Let $s$ be any real number. $D$ is dense in $H^s$.
$D$ is the space of $C^\infty$ functions with compact support. $u\in H^s$ means, by definition of this space of functions, $\hat{u}\in L^2(\mathbb{R};(1+|\xi|^2)^sd\xi)$ and $\hat{u}\in L^2_{loc}(\mathbb{R})$. And $\hat{u}=Fu$, the Fourier Transform.
Question: I have always proved density, given $f\in H^s$, by trying to find $f_n\in D$ which $\lim ||f_n-f||_{H^s}=0$. BUT I have found the following proof. I don't understand why does it prove it.
Proof He considers a distribution $u\in H^s$ such that, for any test function $\phi$ (I think he intends to say "for any $\phi\in D"$) we have: $\int_\mathbb{R^d} \hat{\phi}(\xi)(1+|\xi|^2)^s\bar{\hat{u}}(\xi)d\xi=0$ Which means that $\hat{u}$ is a tempered distribution. As the multiplication by $(1+|\xi|^2)^{-s}$ is continuous in $S'$ (Space of tempered distributions), we have that $\bar{\hat{u}}=0$ as a tempered distribution. Thus $u\equiv{}0$.
Why does this conclude the density of one space into the other? I can understand each step of the proof, it's the strategy what I don't see, its relation with density (With proving $H^s\subset \bar{D}$).
Thank you in advance
First note that the integral you've written (that the author assumes is zero) is precisely the inner product $\langle \phi, u\rangle_{H^s}$.
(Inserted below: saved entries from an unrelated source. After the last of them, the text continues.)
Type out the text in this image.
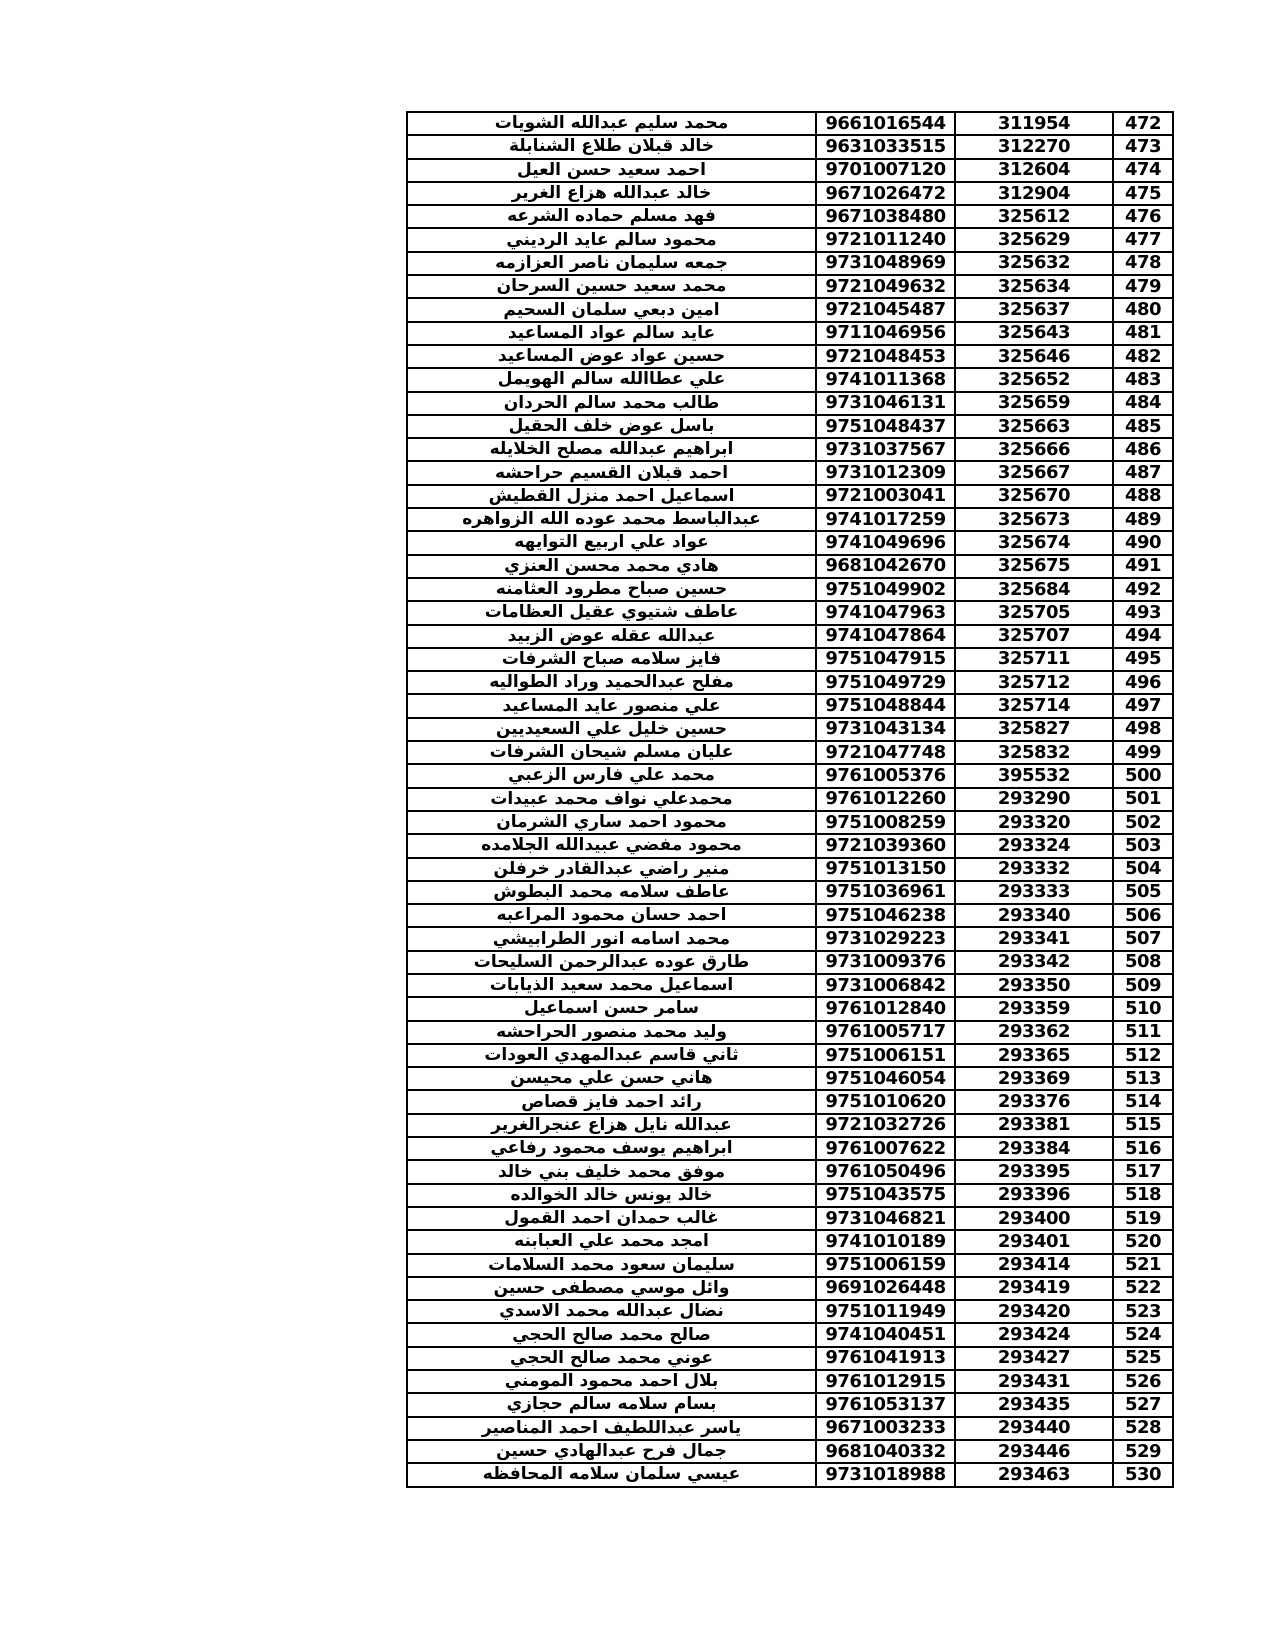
محمد سليم عبدالله الشويات	9661016544	311954	472
خالد قبلان طلاع الشنابلة	9631033515	312270	473
احمد سعيد حسن العيل	9701007120	312604	474
خالد عبدالله هزاع الغرير	9671026472	312904	475
فهد مسلم حماده الشرعه	9671038480	325612	476
محمود سالم عايد الرديني	9721011240	325629	477
جمعه سليمان ناصر العزازمه	9731048969	325632	478
محمد سعيد حسين السرحان	9721049632	325634	479
امين دبعي سلمان السحيم	9721045487	325637	480
عايد سالم عواد المساعيد	9711046956	325643	481
حسين عواد عوض المساعيد	9721048453	325646	482
علي عطاالله سالم الهويمل	9741011368	325652	483
طالب محمد سالم الحردان	9731046131	325659	484
باسل عوض خلف الحقيل	9751048437	325663	485
ابراهيم عبدالله مصلح الخلايله	9731037567	325666	486
احمد قبلان القسيم حراحشه	9731012309	325667	487
اسماعيل احمد منزل القطيش	9721003041	325670	488
عبدالباسط محمد عوده الله الزواهره	9741017259	325673	489
عواد علي اربيع التوايهه	9741049696	325674	490
هادي محمد محسن العنزي	9681042670	325675	491
حسين صباح مطرود العثامنه	9751049902	325684	492
عاطف شتيوي عقيل العظامات	9741047963	325705	493
عبدالله عقله عوض الزبيد	9741047864	325707	494
فايز سلامه صباح الشرفات	9751047915	325711	495
مفلح عبدالحميد وراد الطواليه	9751049729	325712	496
علي منصور عايد المساعيد	9751048844	325714	497
حسين خليل علي السعيديين	9731043134	325827	498
عليان مسلم شيحان الشرفات	9721047748	325832	499
محمد علي فارس الزعبي	9761005376	395532	500
محمدعلي نواف محمد عبيدات	9761012260	293290	501
محمود احمد ساري الشرمان	9751008259	293320	502
محمود مفضي عبيدالله الجلامده	9721039360	293324	503
منير راضي عبدالقادر خرفلن	9751013150	293332	504
عاطف سلامه محمد البطوش	9751036961	293333	505
احمد حسان محمود المراعبه	9751046238	293340	506
محمد اسامه انور الطرابيشي	9731029223	293341	507
طارق عوده عبدالرحمن السليحات	9731009376	293342	508
اسماعيل محمد سعيد الذيابات	9731006842	293350	509
سامر حسن اسماعيل	9761012840	293359	510
وليد محمد منصور الحراحشه	9761005717	293362	511
ثاني قاسم عبدالمهدي العودات	9751006151	293365	512
هاني حسن علي محيسن	9751046054	293369	513
رائد احمد فايز قصاص	9751010620	293376	514
عبدالله نايل هزاع عنجرالغرير	9721032726	293381	515
ابراهيم يوسف محمود رفاعي	9761007622	293384	516
موفق محمد خليف بني خالد	9761050496	293395	517
خالد يونس خالد الخوالده	9751043575	293396	518
غالب حمدان احمد القمول	9731046821	293400	519
امجد محمد علي العبابنه	9741010189	293401	520
سليمان سعود محمد السلامات	9751006159	293414	521
وائل موسي مصطفى حسين	9691026448	293419	522
نضال عبدالله محمد الاسدي	9751011949	293420	523
صالح محمد صالح الحجي	9741040451	293424	524
عوني محمد صالح الحجي	9761041913	293427	525
بلال احمد محمود المومني	9761012915	293431	526
بسام سلامه سالم حجازي	9761053137	293435	527
ياسر عبداللطيف احمد المناصير	9671003233	293440	528
جمال فرح عبدالهادي حسين	9681040332	293446	529
عيسي سلمان سلامه المحافظه	9731018988	293463	530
Now pick an element $u$ in the orthogonal complement of $D$ in $H^s$. Our goal is to prove that $u$ is zero, and hence $\overline D = H^s$. (This implies the result by the standard fact that for a Hilbert space, $(D^\perp)^\perp = \overline D$.) By assumption, for any $\phi \in D$, $\langle u, \phi\rangle_{H^s} = 0$, and thus by the proof you just gave $u = 0$.